La « rénovation » de cette artère me sidéra par son extrême lenteur et la violence, aussi bien sonore que visuelle, de sa métamorphose. J’empruntai la rue Alsace (et d’ailleurs l’emprunte toujours) au moins deux fois par jour, de sa fin à son début et vice-versa. Pendant des années, de jour comme lorsque la nuit était tombée, le sentiment de traverser une ville en guerre, ou du moins bombardée, m’assaillait au spectacle des trottoirs éventrés, des blocs de pierre suggérant d’éventuelles barricades, des déchets divers sur la chaussée, des zones où le sol était redevenu terre, des bulldozers et autres machines – vrombrissantes le jour, dormant la nuit mais non moins inquiétantes avec leurs silhouettes évoquant des tanks abandonnés faute de combattants. Le mitraillage des marteaux-piqueurs accompagnait parfaitement cette vision d’apocalypse à laquelle il fallut s’habituer car, de toute façon, l’humain s’habitue à tout, surtout au pire. La paix revenue, le résultat me consterna. Tant de gêne, de bruit, de laideur, de dommages collatéraux causés aux riverains, aux commerçants et aux simples passants pour ça…
Nous avions donc troqué cette rue sans charme particulier – à l’exception de quelques bâtiments tels une partie du musée des Augustins, la façade art déco de l’ancien immeuble de La Dépêche et autres curiosités ne se révélant qu’aux piétons flânant le nez en l’air – mais fonctionnelle, pour une vulgaire galerie commerciale à ciel ouvert. La nouvelle rue Alsace est piétonne, mais ouverte tout de même aux véhicules sans oublier les puissantes divisions de cyclistes, pilotes de deux-roues motorisés, rolleristes, trottineurs, skaters et autres usagers d’engins glissants dont je ne connais pas le nom et qui suscitent, encore pour le moment, une certaine curiosité chez une partie de la population qui les découvre. Aux heures de pointe la semaine et le samedi en continu, les flux se croisent, se heurtent, se contournent, se doublent, s’invectivent parfois. Une autre « guerre » se joue, globalement pacifique si l’on oublie les victimes ici renversées par un cycliste ou autre individu fonçant sur son engin. C’est une histoire de territoire et d’espace. Pour parcourir la rue Alsace, il faut jongler avec les obstacles, esquiver, établir des stratégies de déplacement fines et mouvantes. Une petite aventure moderne.

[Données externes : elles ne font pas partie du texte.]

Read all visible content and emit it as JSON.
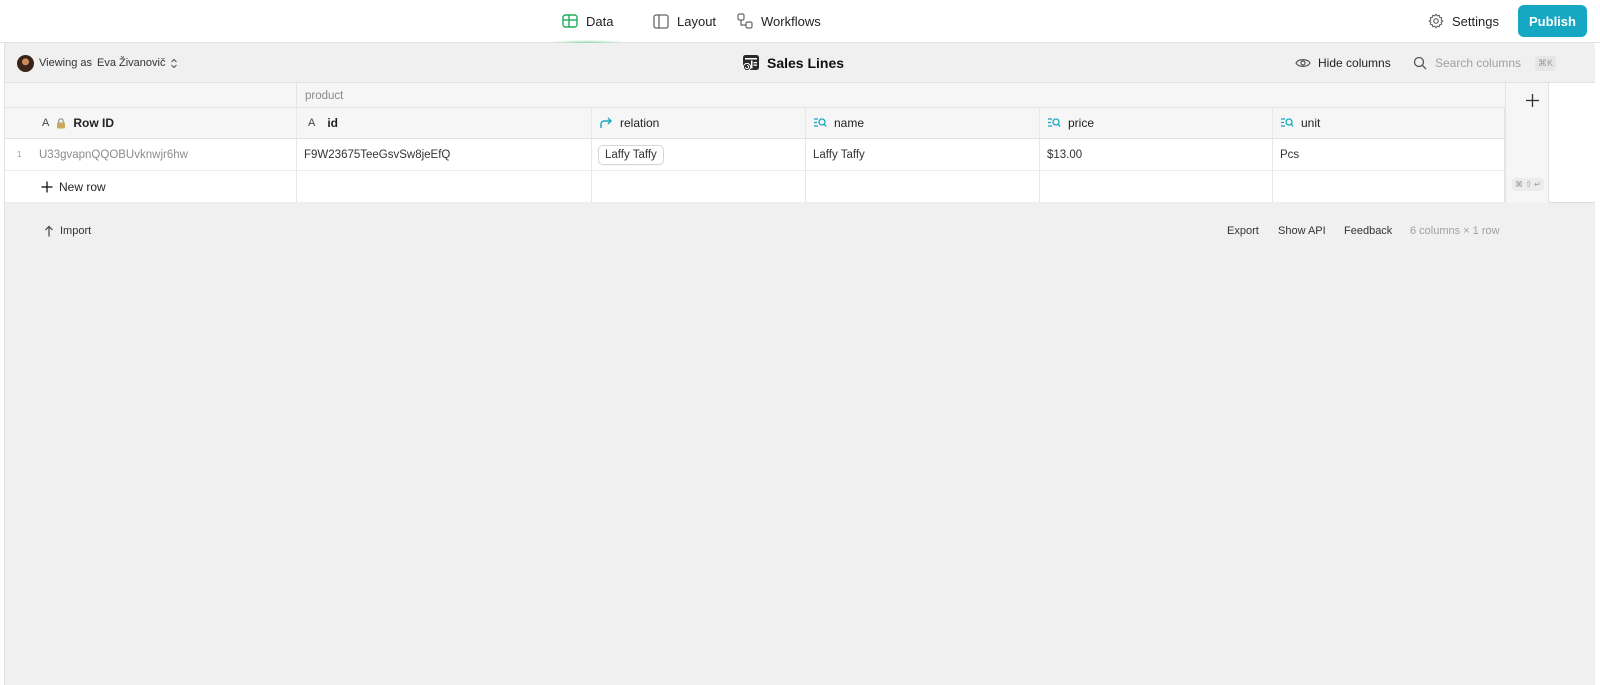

Je n’ai pu m’empêcher de ressentir un certain effroi en lisant dans la presse locale que les futurs travaux de la gare Matabiau et des alentours dureraient au moins jusqu’en 2030. Je sais bien qu’une ville doit bouger, avancer, se moderniser, mais cette perspective de quinze ou vingt ans de travaux forcés m’inquiète un peu et je fais mienne la complainte du poète : « La forme d’une ville change plus vite, hélas, que le cœur d’un mortel ». On sait ce que l’on perd dans ces métamorphoses, on ne sait jamais ce que l’on va éventuellement gagner. La rue Bayard et les allées Jean-Jaurès vont aussi faire peau neuve. Pour ces dernières, c’est le projet de « ramblas » qui a été retenu, c’est-à-dire une configuration assez proche de celle qui existait à la fin du XIXème siècle et au début du XXème. Ce retour vers la « Belle époque » me réjouit dans son principe, en attendant d’en découvrir dans quelques années la réalité. J’y vois un hommage du présent au passé, un hommage comme ceux que rend, parfois et trop rarement, le vice à la vertu.